Tratto dal romanzo di Georges Bataille, MA MÈRE è un film d’impatto, volutamente costruito per aggredire lo spettatore e spogliarlo di ogni difesa, per denudarlo di ogni morale o preconcetto. Ed è ciò che avviene all’improvviso dopo la prima parte, un colpo basso che lascia disorientati, in cerca di una stabilità emotiva repentinamente inghiottita da quello che sembra essere un elogio delirante del vizio sfrenato, della promiscuità, della lussuria e dell’incesto. Nudo e impacciato proprio come Pierre…così è il nostro sguardo allo scorrere violento dei fotogrammi mentre seguiamo l’evolversi del racconto. Abbandonati al gioco perverso di Helen, non possiamo che restare immobili e vulnerabili di fronte allo schermo.
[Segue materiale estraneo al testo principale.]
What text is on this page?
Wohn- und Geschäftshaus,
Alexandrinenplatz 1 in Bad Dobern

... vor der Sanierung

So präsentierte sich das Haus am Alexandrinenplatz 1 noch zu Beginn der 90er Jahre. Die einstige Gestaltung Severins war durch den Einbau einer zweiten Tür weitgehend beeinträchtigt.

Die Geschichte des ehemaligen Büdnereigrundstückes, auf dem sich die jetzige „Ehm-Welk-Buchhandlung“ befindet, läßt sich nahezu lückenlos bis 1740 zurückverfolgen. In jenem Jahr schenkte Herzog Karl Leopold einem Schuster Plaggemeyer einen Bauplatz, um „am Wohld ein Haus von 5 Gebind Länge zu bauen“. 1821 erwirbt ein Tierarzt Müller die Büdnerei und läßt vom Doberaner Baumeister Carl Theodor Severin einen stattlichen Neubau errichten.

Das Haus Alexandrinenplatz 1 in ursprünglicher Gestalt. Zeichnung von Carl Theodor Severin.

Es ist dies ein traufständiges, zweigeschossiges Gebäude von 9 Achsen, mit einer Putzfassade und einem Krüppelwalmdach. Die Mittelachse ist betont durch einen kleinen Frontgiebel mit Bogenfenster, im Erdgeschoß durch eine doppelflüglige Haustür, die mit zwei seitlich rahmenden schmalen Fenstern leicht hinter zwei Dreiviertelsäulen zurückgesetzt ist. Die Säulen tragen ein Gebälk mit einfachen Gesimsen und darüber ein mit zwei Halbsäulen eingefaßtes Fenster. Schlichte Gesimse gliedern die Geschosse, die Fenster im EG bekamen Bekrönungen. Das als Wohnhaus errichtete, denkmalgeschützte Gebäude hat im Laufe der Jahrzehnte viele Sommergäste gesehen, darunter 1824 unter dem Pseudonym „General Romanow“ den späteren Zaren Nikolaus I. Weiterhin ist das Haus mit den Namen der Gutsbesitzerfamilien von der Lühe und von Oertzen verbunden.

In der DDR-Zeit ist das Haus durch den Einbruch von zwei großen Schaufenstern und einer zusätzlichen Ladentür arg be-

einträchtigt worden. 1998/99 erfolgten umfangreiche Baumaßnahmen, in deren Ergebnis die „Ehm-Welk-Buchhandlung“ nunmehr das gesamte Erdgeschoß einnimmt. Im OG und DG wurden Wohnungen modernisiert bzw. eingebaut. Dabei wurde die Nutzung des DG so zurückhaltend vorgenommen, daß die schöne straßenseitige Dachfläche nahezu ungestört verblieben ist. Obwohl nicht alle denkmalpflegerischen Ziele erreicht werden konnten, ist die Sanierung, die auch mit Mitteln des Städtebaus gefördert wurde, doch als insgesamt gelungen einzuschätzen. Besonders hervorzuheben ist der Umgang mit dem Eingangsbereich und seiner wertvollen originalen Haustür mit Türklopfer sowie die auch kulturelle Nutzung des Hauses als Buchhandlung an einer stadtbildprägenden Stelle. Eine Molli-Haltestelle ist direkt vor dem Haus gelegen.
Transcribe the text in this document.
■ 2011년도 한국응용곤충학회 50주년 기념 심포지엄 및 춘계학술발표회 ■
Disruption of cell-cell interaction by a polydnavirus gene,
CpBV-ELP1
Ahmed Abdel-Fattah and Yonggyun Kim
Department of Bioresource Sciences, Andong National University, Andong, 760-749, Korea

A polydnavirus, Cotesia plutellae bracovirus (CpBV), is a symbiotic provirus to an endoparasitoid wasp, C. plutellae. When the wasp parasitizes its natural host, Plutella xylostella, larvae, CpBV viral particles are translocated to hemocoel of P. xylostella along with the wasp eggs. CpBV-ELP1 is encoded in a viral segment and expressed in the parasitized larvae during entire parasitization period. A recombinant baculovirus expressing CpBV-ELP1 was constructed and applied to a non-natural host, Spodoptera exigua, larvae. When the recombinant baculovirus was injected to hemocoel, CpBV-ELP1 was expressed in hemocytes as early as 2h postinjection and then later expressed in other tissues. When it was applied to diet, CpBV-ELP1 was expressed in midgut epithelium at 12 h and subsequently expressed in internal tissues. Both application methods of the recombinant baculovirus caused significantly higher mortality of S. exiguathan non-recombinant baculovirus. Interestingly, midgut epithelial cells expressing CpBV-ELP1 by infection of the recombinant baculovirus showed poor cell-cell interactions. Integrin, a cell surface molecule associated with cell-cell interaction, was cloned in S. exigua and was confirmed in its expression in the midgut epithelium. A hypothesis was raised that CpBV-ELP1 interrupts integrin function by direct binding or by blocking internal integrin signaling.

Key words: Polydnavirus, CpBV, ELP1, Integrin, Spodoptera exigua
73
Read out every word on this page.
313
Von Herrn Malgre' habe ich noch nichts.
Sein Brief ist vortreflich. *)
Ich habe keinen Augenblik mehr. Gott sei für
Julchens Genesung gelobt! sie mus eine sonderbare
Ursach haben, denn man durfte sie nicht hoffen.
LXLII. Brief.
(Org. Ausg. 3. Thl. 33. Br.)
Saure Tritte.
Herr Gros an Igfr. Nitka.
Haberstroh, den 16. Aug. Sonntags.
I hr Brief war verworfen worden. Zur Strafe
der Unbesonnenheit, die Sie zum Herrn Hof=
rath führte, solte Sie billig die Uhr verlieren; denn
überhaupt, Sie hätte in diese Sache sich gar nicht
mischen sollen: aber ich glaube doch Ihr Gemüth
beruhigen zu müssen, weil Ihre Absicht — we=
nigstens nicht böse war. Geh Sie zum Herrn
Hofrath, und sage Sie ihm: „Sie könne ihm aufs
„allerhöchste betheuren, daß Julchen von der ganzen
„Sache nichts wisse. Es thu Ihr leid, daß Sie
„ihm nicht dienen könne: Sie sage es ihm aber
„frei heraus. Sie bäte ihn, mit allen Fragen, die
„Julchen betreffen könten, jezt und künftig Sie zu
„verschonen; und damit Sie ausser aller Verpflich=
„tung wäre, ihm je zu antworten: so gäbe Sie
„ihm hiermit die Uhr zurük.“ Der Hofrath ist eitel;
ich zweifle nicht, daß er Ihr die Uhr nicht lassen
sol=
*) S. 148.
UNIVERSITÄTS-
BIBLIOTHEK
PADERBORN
Un attacco che non riusciamo a contrastare: ecco il vero punto di forza di Honoré, ciò che impreziosisce questo film. Troppo semplice stroncarlo tacciandolo di follia o insensato esibizionismo. Lontano dall'essere privo di spunti concettualmente interessanti, MA MÈRE racconta la vita di uomini dimenticati da Dio, cacciati dal paradiso terrestre del lecito e del consentito, e che di ciò godono superbi, senza timori né limitazioni etiche, nell'infinita lotta fra "Es" e "Super-Io". Un film che toccato il fondo non esita a scavare ulteriormente, allontanandosi in maniera tanto spasmodica dal divino da arrivare a sfiorarlo. E’ forse questa ricerca, a tratti troppo grezza e sproporzionata, a lasciare il lavoro di Honoré fluttuante nel purgatorio del cinema, rendendolo facile preda della critica più bacchettona.
Geniale la scelta del brano “Happy together” nel finale, ad accompagnare il distacco definitivo fra Pierre e la madre. Distacco che attraverso i toni di speranza e le liriche azzeccatissime della canzone segna con cinica ironia lo spiraglio di luce. La liberazione.